Такая определенность, твердость привлекала. Кауров опять чувствовал облегчение. Да, Коба один из тех, на ком зиждется партия. Люди такого склада — твердейшая ее опора. Стараясь не отвлекаться на внутреннюю боль, Кауров опять погрузился в статью. Внезапно его покоробило. Он еще раз перечитал абзац: «Не менее интересен состав съезда с точки зрения национальностей. Статистика показала, что большинство меньшевистской фракции составляют евреи (не считая, конечно, бундовцев), далее идут грузины, потом русские. Зато громадное большинство большевистской фракции составляют русские, далее идут евреи (не считая, конечно, поляков и латышей), затем грузины и т. д. По этому поводу кто-то из большевиков заметил шутя (кажется, тов. Алексинский), что меньшевики еврейская фракция, большевики — истинно русская, стало быть, не мешало бы нам, большевикам, устроить в партии погром».

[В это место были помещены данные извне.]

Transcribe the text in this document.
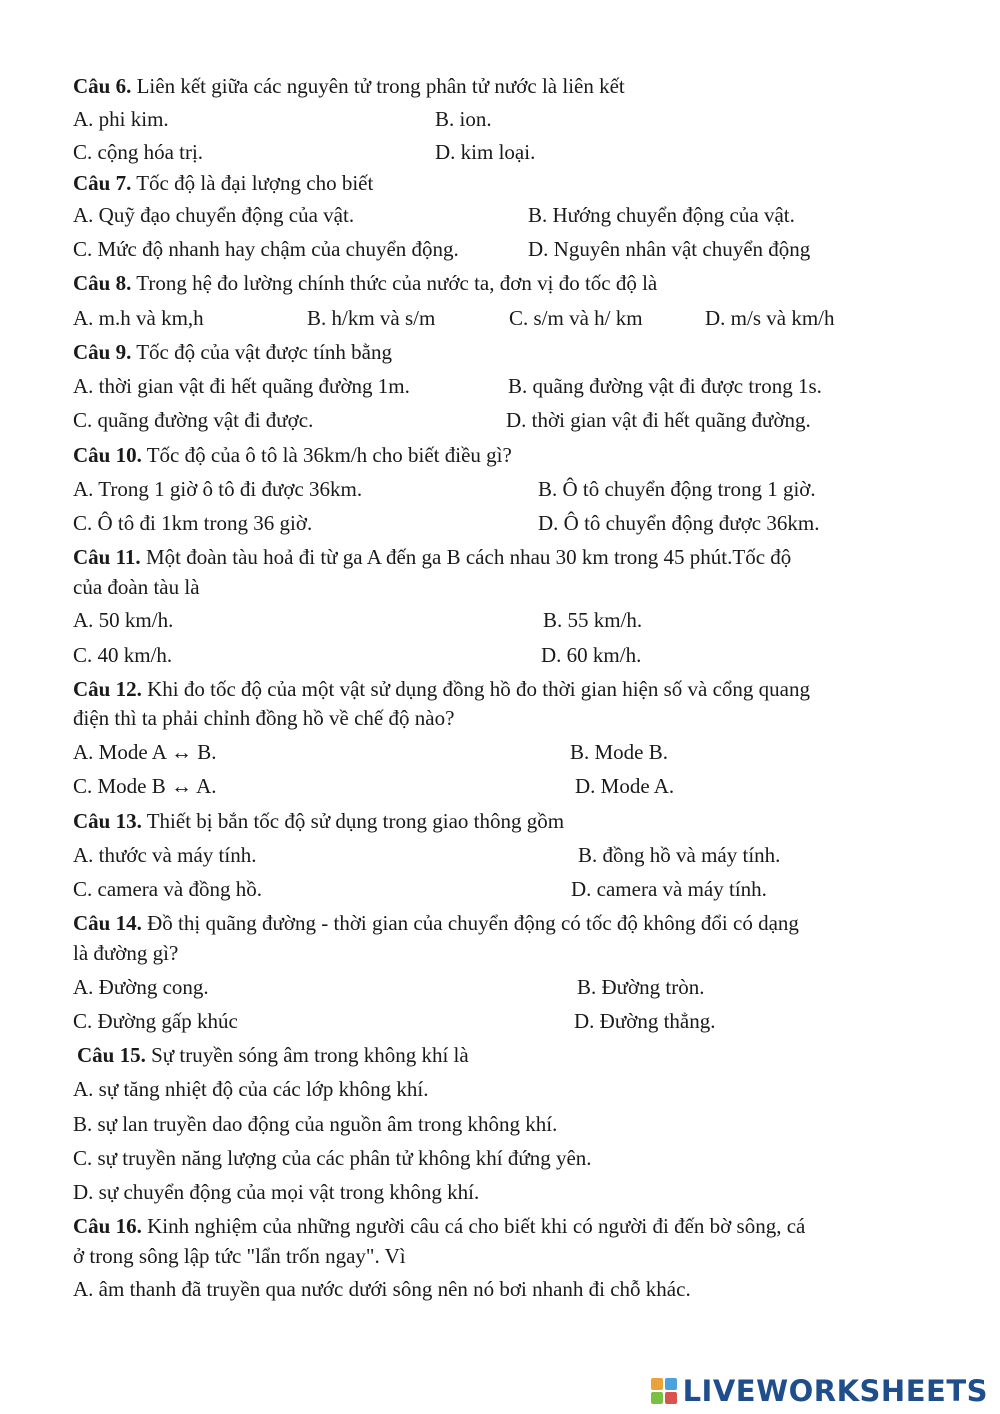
Câu 6. Liên kết giữa các nguyên tử trong phân tử nước là liên kết
A. phi kim.	B. ion.
C. cộng hóa trị.	D. kim loại.
Câu 7. Tốc độ là đại lượng cho biết
A. Quỹ đạo chuyển động của vật.	B. Hướng chuyển động của vật.
C. Mức độ nhanh hay chậm của chuyển động.	D. Nguyên nhân vật chuyển động
Câu 8. Trong hệ đo lường chính thức của nước ta, đơn vị đo tốc độ là
A. m.h và km,h	B. h/km và s/m	C. s/m và h/ km	D. m/s và km/h
Câu 9. Tốc độ của vật được tính bằng
A. thời gian vật đi hết quãng đường 1m.	B. quãng đường vật đi được trong 1s.
C. quãng đường vật đi được.	D. thời gian vật đi hết quãng đường.
Câu 10. Tốc độ của ô tô là 36km/h cho biết điều gì?
A. Trong 1 giờ ô tô đi được 36km.	B. Ô tô chuyển động trong 1 giờ.
C. Ô tô đi 1km trong 36 giờ.	D. Ô tô chuyển động được 36km.
Câu 11. Một đoàn tàu hoả đi từ ga A đến ga B cách nhau 30 km trong 45 phút.Tốc độ
của đoàn tàu là
A. 50 km/h.	B. 55 km/h.
C. 40 km/h.	D. 60 km/h.
Câu 12. Khi đo tốc độ của một vật sử dụng đồng hồ đo thời gian hiện số và cổng quang
điện thì ta phải chỉnh đồng hồ về chế độ nào?
A. Mode A ↔ B.	B. Mode B.
C. Mode B ↔ A.	D. Mode A.
Câu 13. Thiết bị bắn tốc độ sử dụng trong giao thông gồm
A. thước và máy tính.	B. đồng hồ và máy tính.
C. camera và đồng hồ.	D. camera và máy tính.
Câu 14. Đồ thị quãng đường - thời gian của chuyển động có tốc độ không đổi có dạng
là đường gì?
A. Đường cong.	B. Đường tròn.
C. Đường gấp khúc	D. Đường thẳng.
Câu 15. Sự truyền sóng âm trong không khí là
A. sự tăng nhiệt độ của các lớp không khí.
B. sự lan truyền dao động của nguồn âm trong không khí.
C. sự truyền năng lượng của các phân tử không khí đứng yên.
D. sự chuyển động của mọi vật trong không khí.
Câu 16. Kinh nghiệm của những người câu cá cho biết khi có người đi đến bờ sông, cá
ở trong sông lập tức "lẩn trốn ngay". Vì
A. âm thanh đã truyền qua nước dưới sông nên nó bơi nhanh đi chỗ khác.
LIVEWORKSHEETS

Фу, как скверно это пахнет. Полно, Коба ли это написал? А кто же? Вот подпись: Коба Иванович. Но, может быть, в следующей фразе сам он, этот Иванович, высмеет сказанное? Нет, далее следует: «А такой состав фракции нетрудно объяснить: очагами большевизма являются главным образом крупно-промышленные районы, районы чисто русские, за исключением Польши, тогда как меньшевистские районы, районы мелкого производства, являются в то же время районами евреев, грузин и т. д.».

Ой, Коба, Коба! Хорош, хорош, и вдруг вылезет из него что-то. Ну, и отмочил: большевики фракция истинно русская, стало быть, нам, большевикам, не мешало бы устроить в партии погром. Правда, имеется словцо «шутя». Но шутка очень дурного тона.